Aristoteles definiert „techne" als Mimesis der Natur, wobei das gr. Wort techne (dt. Kunst in weitem Sinne) sich auf alles bezieht, was etwa Handwerk, Können, bestimmte Lebenspraxis oder Fertigkeit angeht. Als Philosoph des Werdens meint Aristoteles unter Mimesis nicht den Versuch, Naturgestalten äußerlich abzubilden, sondern den Naturprozess selbst in seinem Tun „nachzuahmen“ und sich daran zu orientieren. Ihm geht es um die Abläufe der Natur als Vorbild im Fokus zu nehmen, um technische Perfektion zu erreichen. Z. B. nimmt jede Herstellung (gr.poisis) ihr Vorbild an dem natürlichen Wachsen von lebendiger Natur.

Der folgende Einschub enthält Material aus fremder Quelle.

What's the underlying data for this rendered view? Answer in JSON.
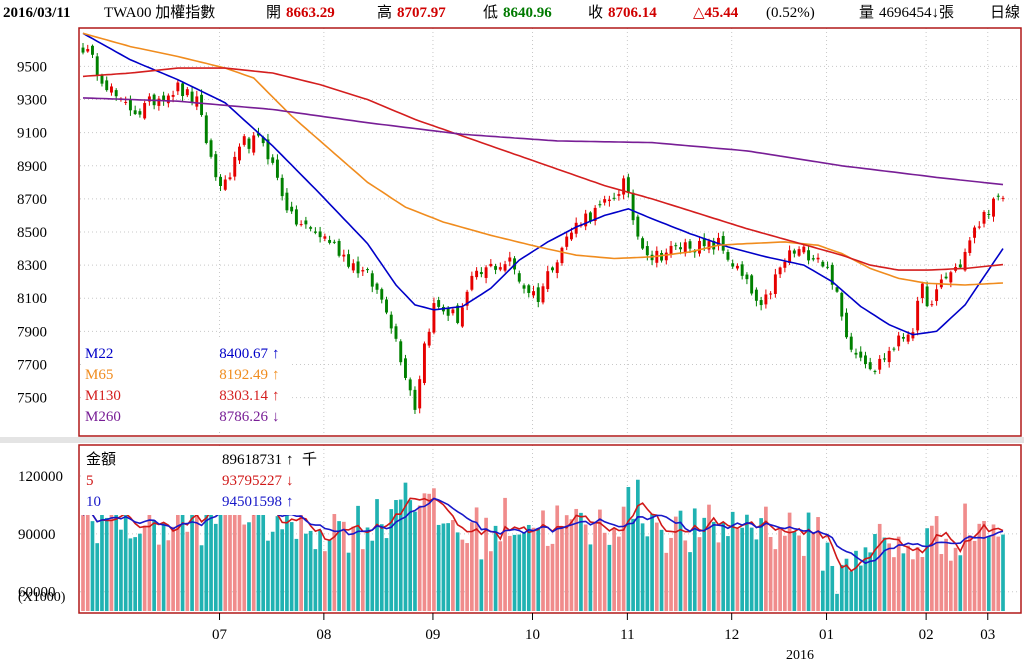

Im Mittelalter erfährt die Idee „Mimesis“ eine christliche Umdeutung und wird zur Nachahmung der göttlichen Schöpfungskraft. Es ist nicht mehr die Natur selbst, sondern der Schöpfer Gott, der die Naturschönheit hervorbringt. Es gilt dann ihn als Schöpfungsvorbild zu nehmen. Unter dieser Perspektive kann die menschliche Kunst nicht als Vervollkommnung der Natur angesehen werden, da sie der göttlichen Schöpfung untergeordnet ist. Aber diese mittelalterliche Auffassung hat es nicht verhindert, die künstlerische Kreativität als ein Nachmachen bzw. „Ebenbild“ der Schöpfungskraft Gottes umzudeuten und den Weg dafür zu öffnen, dass sich die Neuzeit von der theologischen Vorgabe befreit und den Künstler als einen freien autonomen und genialen Neuschöpfer im Mittelpunkt zu rücken. Als Gegenstand der Mimesis wird nicht mehr die Naturschönheit, sondern die Freiheit des Schaffens. Im Spätmittelalter hat der Philosoph und Theologe Nicolas Casanus das „Ebenbild“ Gottes des Menschen als eine Teilhabe an der freien Schöpfungskraft interpretiert. In der Philosophie der Renaissance wird die kreative Freiheit des Menschen an die erste Stelle gesetzt.